David Stockman makes a good Cassandra. His The Great Deformation: The Corruption of Capitalism in America is a popular account of why all economic policy since Calvin Coolidge and Herbert Hoover has been wrongheaded. It is a contrarian’s delight. The New Deal “did not end the Great Depression or save capitalism from the alleged shortcomings which led to the  crash.” Richard Nixon’s decision to unharness the dollar from the gold standard was “a sin graver than Watergate.” Milton Friedman, once a conservative saint but recast by Stockman as “a supposed hero,” is dismissed as “foolish.” He assaults Paul Ryan’s budget as “another front in the GOP’s war against the 99 percent.” He even accuses his old boss Ronald Reagan, a conservative paragon, of being fatally mistaken about slashing personal taxes and about encouraging “the highest peacetime spending share of GDP.”

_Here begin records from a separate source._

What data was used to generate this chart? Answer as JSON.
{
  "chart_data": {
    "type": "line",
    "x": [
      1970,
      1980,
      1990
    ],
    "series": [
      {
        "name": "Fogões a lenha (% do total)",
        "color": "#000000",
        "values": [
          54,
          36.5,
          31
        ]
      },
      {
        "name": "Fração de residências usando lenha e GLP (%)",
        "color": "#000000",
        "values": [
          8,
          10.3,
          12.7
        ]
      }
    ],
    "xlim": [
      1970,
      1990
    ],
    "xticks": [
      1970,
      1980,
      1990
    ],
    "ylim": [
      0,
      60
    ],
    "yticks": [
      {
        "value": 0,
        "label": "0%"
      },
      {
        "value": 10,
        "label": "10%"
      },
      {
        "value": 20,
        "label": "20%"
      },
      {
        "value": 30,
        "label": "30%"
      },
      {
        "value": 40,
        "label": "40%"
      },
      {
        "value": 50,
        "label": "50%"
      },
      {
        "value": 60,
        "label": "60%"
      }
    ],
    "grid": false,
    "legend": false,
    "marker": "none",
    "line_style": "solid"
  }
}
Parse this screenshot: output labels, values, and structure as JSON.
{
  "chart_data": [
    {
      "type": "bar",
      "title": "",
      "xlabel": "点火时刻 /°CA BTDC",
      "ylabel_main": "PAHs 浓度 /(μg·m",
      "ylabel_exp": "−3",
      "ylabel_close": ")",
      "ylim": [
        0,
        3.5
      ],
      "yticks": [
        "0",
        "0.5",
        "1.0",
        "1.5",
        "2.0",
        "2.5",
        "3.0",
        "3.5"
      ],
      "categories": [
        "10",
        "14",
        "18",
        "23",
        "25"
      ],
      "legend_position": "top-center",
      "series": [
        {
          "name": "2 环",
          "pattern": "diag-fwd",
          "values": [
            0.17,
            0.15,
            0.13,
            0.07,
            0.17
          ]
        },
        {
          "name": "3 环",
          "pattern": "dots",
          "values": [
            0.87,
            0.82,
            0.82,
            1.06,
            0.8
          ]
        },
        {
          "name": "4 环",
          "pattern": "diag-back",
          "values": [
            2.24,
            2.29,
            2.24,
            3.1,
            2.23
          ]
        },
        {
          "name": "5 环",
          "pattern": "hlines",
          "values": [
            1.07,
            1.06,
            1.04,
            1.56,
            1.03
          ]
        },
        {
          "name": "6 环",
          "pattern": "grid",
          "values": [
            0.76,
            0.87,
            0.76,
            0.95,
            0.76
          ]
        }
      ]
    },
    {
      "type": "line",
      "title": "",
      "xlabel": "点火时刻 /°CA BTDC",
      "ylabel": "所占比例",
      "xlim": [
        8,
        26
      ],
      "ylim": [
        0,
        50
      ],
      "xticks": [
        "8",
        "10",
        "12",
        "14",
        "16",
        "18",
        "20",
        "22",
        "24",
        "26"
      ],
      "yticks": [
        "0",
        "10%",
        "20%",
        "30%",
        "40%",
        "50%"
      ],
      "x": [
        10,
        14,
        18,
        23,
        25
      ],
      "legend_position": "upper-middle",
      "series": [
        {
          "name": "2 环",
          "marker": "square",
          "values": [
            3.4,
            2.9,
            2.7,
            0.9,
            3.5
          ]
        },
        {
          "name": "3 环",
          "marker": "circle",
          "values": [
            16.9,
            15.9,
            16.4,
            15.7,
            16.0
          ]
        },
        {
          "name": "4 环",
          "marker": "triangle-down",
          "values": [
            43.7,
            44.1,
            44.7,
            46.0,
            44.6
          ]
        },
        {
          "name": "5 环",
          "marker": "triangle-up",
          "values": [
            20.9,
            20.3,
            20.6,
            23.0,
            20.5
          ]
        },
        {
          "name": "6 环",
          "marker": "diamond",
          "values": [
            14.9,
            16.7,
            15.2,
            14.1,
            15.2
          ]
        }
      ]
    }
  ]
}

In brief, Stockman believes Keynesian economics is pernicious and has seduced America away from the true path of capitalism. His tract is long on abuse (he scathingly assaults Republicans as well as Democrats, and gives a pass only to Dwight Eisenhower and John F. Kennedy) and short on economic analysis. The theoretical roots of his thinking are missing. The laissez-faire absolutist Ayn Rand is mentioned only in passing to goad those, like Paul Volcker and Alan Greenspan, who brushed up against her. Ludwig von Mises gets a single name-check for his work on the credit boom cycle in 1911. Friedrich Hayek, the inspiration for most of today’s anti-Keynesians, does not even warrant a footnote. Stockman’s failure to anchor his instinctive aversion to deficits, public spending and government borrowing in a cogent intellectual framework undermines his case. His faith-based economics reflects, perhaps, the fact that he became Reagan’s director of the Office of Management and Budget armed only with what he had learned at Harvard Divinity School.
Stockman has, however, found a ready audience for his take on the past 80 years of economic policy because he is a rare bird: a conservative purist prepared to argue that when the financial markets froze in 2008 we should have let the market rip and lived with the consequences. When the stock market began to wobble five years ago, then crashed, tripping a wholesale financial disaster that slowed economic activity, caused businesses to fail and threw millions out of work, it was hard to find an economist of standing to defend the alternative to federal intervention: letting the banks and AIG go bust and allowing the market to find its own level.
While the George W. Bush administration concocted the Troubled Asset Relief Program (TARP) to shore up the banks and an old school Keynesian stimulus to keep the country’s businesses afloat ‑plans followed to the letter by the new president, Barack Obama ‑ the big guns of conservative economics remained conspicuously silent. “I thought we all agreed that Keynesianism doesn’t work,” complained Chris Edwards of the Cato Institute. “With the new stimulus package before Congress, all these Keynesians have come out of the woodwork and I’m wondering where all the theorists are that oppose the Keynesian system.” Robert Lucas, the 1995 Nobelist from the conservative economics redoubt at Chicago University, was less coy. “I guess everyone is a Keynesian in a foxhole,” he explained.
Stockman, for his part, is prepared to speculate on what an alternative economic future might mean, and it is not pretty. Nor, he says, is it practical. In an op-ed last weekend he argued his remedy “would be so radical it can’t happen.” His prescription would entail “sweeping constitutional surgery” giving the president and Congress single six-year terms; the end of Citizens United payola and its replacement with 100 percent public financing of candidates; restricting banks to taking deposits and granting commercial and private loans only; putting the Federal Reserve in a straitjacket; and much more. Since, as he says, no one would dare to implement the political and economic revolution he proposes, Stockman avoids having to estimate what his remedy would cost in lost jobs, collapsing house prices, business bankruptcies and all the rest.